Sure, but the whole point is that you can't access the keys the "trusted" mainboard manufacturers encode into the hardware. You can program the emulator with any key you want, but it won't be one of the "trusted" keys. The keys are stored and used entirely within a single IC; the only way to extract one would be, in theory, to examine the IC directly (with an STM, for example), or somehow gain access to the master copy held by the manufacturer (and risk violating trade-secret laws).
IMHO this raises interesting legal issues, since it would tend to allow holders of one form of monopoly monopoly (copyright) to influence market shares in another industry (computer hardware). With TC the priviledged holders of media monopolies would be free to determine which hardware manufacturers succeed and which ones fail. Might not the RIAA/MPAA find themselves on the receiving end of an antitrust suit as a result of this cross-industry influence? (I don't support antitrust regulations myself, but I'm not the one they have to worry about.)
"The state is that great fiction by which everyone tries to live at the expense of everyone else." - Bastiat
Visual IRC: Fast. Powerful. Free.
Virtualisation does not save us from trusted computing - as the parent says, TCPA was designed with virtualisation in mind.
Every time a thread about DRM comes up, TCPA is mentioned, and a whole bunch of people get modded +5 Insightful for saying that they'll circumvent it using VMware or similar. But to do that, you have to make your own TCPA keys, which won't be signed by a trusted third party. Online services that require remote attestation will require you to use a key that has been signed in that way.
The key in your TCPA module will have been signed, but you can't get at that key by design. You can't use it to sign programs in your VM. That's the idea. They know that virtualisation is a hole. They are as smart as you.
However, perhaps we can get at the key in the TCPA module by getting the module to repeatedly sign something while monitoring its power consumption. This technique, differential power analysis, is apparently very hard to defeat. You can use it to get keys out of smart cards, given enough time: perhaps you can use it to get keys out of your own processor. The price of freedom in the future?
Get informed about TCPA here. http://www.cl.cam.ac.uk/~rja14/tcpa-faq.html
>north
You're an immobile computer, remember?
You forget the third, possibly not completely possible right now, but certainly concievable in the near future, option of obtaining the key. Brute force.
It wasn't that long ago (in the timeframe of video formats) that RC5-56 was considered 'secure' enough. It might not be around the corner, but there is certainly the possibility that CPU power could continue to ramp up quickly enough that the keys themselves can be brute forced through a botnet version of distributed.net. And once that cat is out of the bag, it'll be out forever.
DRM *is* a pain the ass. Even on DVDs, with copies you don't have to sit through those annoying ads and logos or the annoying main menu (which always leads to the movie). On the real-McCoy you must suffer. How many people with legal copies of Windows are using volume keys just because they don't want to call up Microsoft for permission whenever they change their config?
The MPAA (and Microsoft) are fighting the way their enemy fights best.
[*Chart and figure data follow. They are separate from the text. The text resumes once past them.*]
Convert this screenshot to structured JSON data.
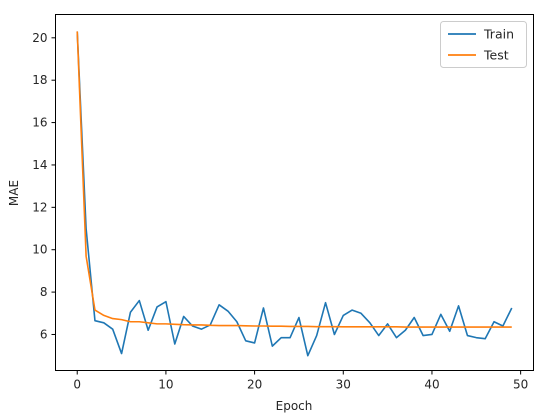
{
  "chart_data": {
    "type": "line",
    "title": "",
    "xlabel": "Epoch",
    "ylabel": "MAE",
    "xlim": [
      -2.45,
      51.45
    ],
    "ylim": [
      4.3,
      21.1
    ],
    "xticks": [
      0,
      10,
      20,
      30,
      40,
      50
    ],
    "yticks": [
      6,
      8,
      10,
      12,
      14,
      16,
      18,
      20
    ],
    "grid": false,
    "legend_position": "top-right",
    "x": [
      0,
      1,
      2,
      3,
      4,
      5,
      6,
      7,
      8,
      9,
      10,
      11,
      12,
      13,
      14,
      15,
      16,
      17,
      18,
      19,
      20,
      21,
      22,
      23,
      24,
      25,
      26,
      27,
      28,
      29,
      30,
      31,
      32,
      33,
      34,
      35,
      36,
      37,
      38,
      39,
      40,
      41,
      42,
      43,
      44,
      45,
      46,
      47,
      48,
      49
    ],
    "series": [
      {
        "name": "Train",
        "color": "#1f77b4",
        "values": [
          20.3,
          11.0,
          6.65,
          6.55,
          6.25,
          5.1,
          7.05,
          7.6,
          6.2,
          7.3,
          7.55,
          5.55,
          6.85,
          6.4,
          6.25,
          6.45,
          7.4,
          7.1,
          6.6,
          5.7,
          5.6,
          7.25,
          5.45,
          5.85,
          5.85,
          6.8,
          5.0,
          5.95,
          7.5,
          6.0,
          6.9,
          7.15,
          7.0,
          6.55,
          5.95,
          6.5,
          5.85,
          6.2,
          6.8,
          5.95,
          6.0,
          6.95,
          6.15,
          7.35,
          5.95,
          5.85,
          5.8,
          6.6,
          6.4,
          7.25
        ]
      },
      {
        "name": "Test",
        "color": "#ff7f0e",
        "values": [
          20.3,
          9.7,
          7.15,
          6.9,
          6.75,
          6.7,
          6.6,
          6.6,
          6.55,
          6.5,
          6.5,
          6.48,
          6.46,
          6.45,
          6.45,
          6.43,
          6.42,
          6.42,
          6.42,
          6.41,
          6.4,
          6.4,
          6.39,
          6.39,
          6.38,
          6.38,
          6.38,
          6.37,
          6.37,
          6.37,
          6.36,
          6.36,
          6.36,
          6.36,
          6.36,
          6.36,
          6.36,
          6.35,
          6.35,
          6.35,
          6.35,
          6.35,
          6.35,
          6.35,
          6.35,
          6.35,
          6.35,
          6.35,
          6.35,
          6.35
        ]
      }
    ]
  }
}
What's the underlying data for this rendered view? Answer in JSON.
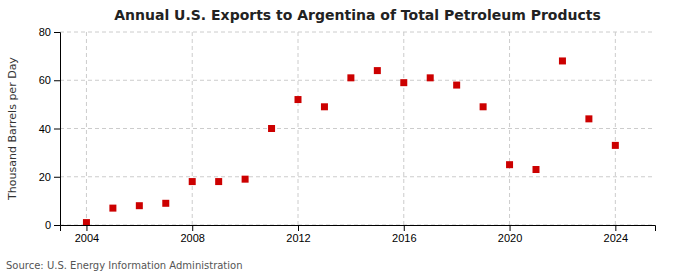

If you make DRM inconvenient, and it *is* inconvenient, hackers will find a way around it. If you overcharge, or having play-one-time-only restrictions, people won't use it. If you make any system harder to use than what is out there already, people will go around it! And I'd bet my money on a bunch of teenager hackers over any boring, Microsoft wage serf.
My suggestion: make movies cheaper and drop DRM altogether. PC game companies are realising this. My Oblivion DVD says 'we didn't include any copy protection so please don't copy this'... and I didn't. They've got my goodwill. Some hackers probably did copy it, but DRM doesn't make it any more or less likely. Maybe even more?